Frente a las decisiones de tratamiento

Una paciente mía, Leslie, tuvo colitis ulcerativa severa cuando era niña y se sometió a una ileostomía (extracción de su colon pequeño) para tratar la afección. Con el paso del tiempo, también desarrolló diabetes insulinodependiente y problemas renales. Cuando se enfrentó al diagnóstico de cáncer de mama y al fantasma de la mastectomía, dijo: "Eso es todo. No haré esto. Después de todo lo que había pasado, estaba lista para decir que era un día. Declaré que la opción no era "no tener cáncer de mama, por favor". No podía simplemente saltar del tren en movimiento y fingir que todo estaba bien; no hacer algo fue, de hecho, hacer algo. Entonces volvió al cirujano de mama, quien le recomendó una tumorectomía, una opción con la que podría vivir.

Otro paciente, el Sr. Lee, de 86 años y con necesidad urgente de diálisis, también dijo "No, gracias". Aunque su situación puede parecer muy diferente a la de Leslie, era un anciano y la diálisis solo lo mantendría, no lo curaría. Él también llegó a ver una pequeña posibilidad y la esperanza de seguir adelante con el tratamiento.

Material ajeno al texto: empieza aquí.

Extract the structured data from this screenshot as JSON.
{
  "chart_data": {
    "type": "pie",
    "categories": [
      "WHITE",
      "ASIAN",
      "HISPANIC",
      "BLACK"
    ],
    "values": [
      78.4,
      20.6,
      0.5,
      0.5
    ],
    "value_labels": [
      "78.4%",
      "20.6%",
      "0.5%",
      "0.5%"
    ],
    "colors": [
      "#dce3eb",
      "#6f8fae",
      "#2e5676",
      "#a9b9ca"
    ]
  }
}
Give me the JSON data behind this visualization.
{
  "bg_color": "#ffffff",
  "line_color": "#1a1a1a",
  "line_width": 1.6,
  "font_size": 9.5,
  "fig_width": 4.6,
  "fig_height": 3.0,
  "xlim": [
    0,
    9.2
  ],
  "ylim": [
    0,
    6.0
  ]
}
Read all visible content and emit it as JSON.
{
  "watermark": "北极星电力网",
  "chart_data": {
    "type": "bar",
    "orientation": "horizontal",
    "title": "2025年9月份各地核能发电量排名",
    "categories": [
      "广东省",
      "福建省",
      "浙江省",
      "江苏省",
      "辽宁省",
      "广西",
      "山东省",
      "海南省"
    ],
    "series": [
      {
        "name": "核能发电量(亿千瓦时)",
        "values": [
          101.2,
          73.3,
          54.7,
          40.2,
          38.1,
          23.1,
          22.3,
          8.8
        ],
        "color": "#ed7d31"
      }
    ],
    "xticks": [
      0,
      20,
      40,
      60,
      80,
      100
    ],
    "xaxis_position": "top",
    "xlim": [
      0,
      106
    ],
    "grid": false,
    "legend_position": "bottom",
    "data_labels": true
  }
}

¿Qué ayuda a alguien a decir "sí" y seguir adelante? Con la enfermedad crónica, el trabajo es encontrar un punto de crecimiento y negociar el próximo poco de vida. A menudo escuché a mis pacientes decir: "Nunca podría enfrentar …" (complete el espacio en blanco: diálisis, quimioterapia, amputación, colostomía, trasplante, derivación). También he visto a estas mismas personas enfrentar lo que dijeron que nunca podrían enfrentar y hacer lo que dijeron que nunca harían.

Creo que la relación médico-paciente puede ayudar a acercar a alguien a un procedimiento o intervención potencialmente salvadora, ofreciendo esperanza y optimismo. (Así como el pesimismo oculto o el juicio de un médico (una presión sutil para firmar un DNR, orden de no resucitar, por ejemplo) puede socavar la esperanza). Siempre les digo a mis pacientes con enfermedad renal en etapa terminal (ESRD) que enfrentan diálisis que siempre pueden probarlo y luego cambiar de opinión. Un problema con la ESRD es la uremia, una acumulación de toxinas en la sangre que afecta el estado de ánimo y la cognición; las personas cuyos riñones fallan literalmente no pueden imaginarse mejor. Informan que "vuelven a la vida" cuando las toxinas abandonan sus cuerpos. Un "sí" -incluso un sí provisional- abre la puerta a más tiempo, y el tiempo puede conducir a acomodación, adaptación, aceptación y crecimiento.

Algunos no pueden o no acomodarán. Hay pacientes cuyo sentido del significado y vitalidad dependen de un cierto nivel de función, y que resueltamente rechazan las limitaciones que impone la diálisis o las dificultades que conlleva la cirugía o la quimioterapia. Creo que las personas tienen derecho a sus elecciones; las personas son quienes son. Pero "nunca podría" a veces puede convertirse en "tal vez yo puedo", con cierto apoyo y aliento. Un sí puede crear oportunidades para más vida. Como los faros en la oscuridad que iluminan un poco el camino por delante, el tratamiento arroja luz sobre lo que viene después. Nuevas experiencias, inimaginables desde la perspectiva de "antes", son posibles "después".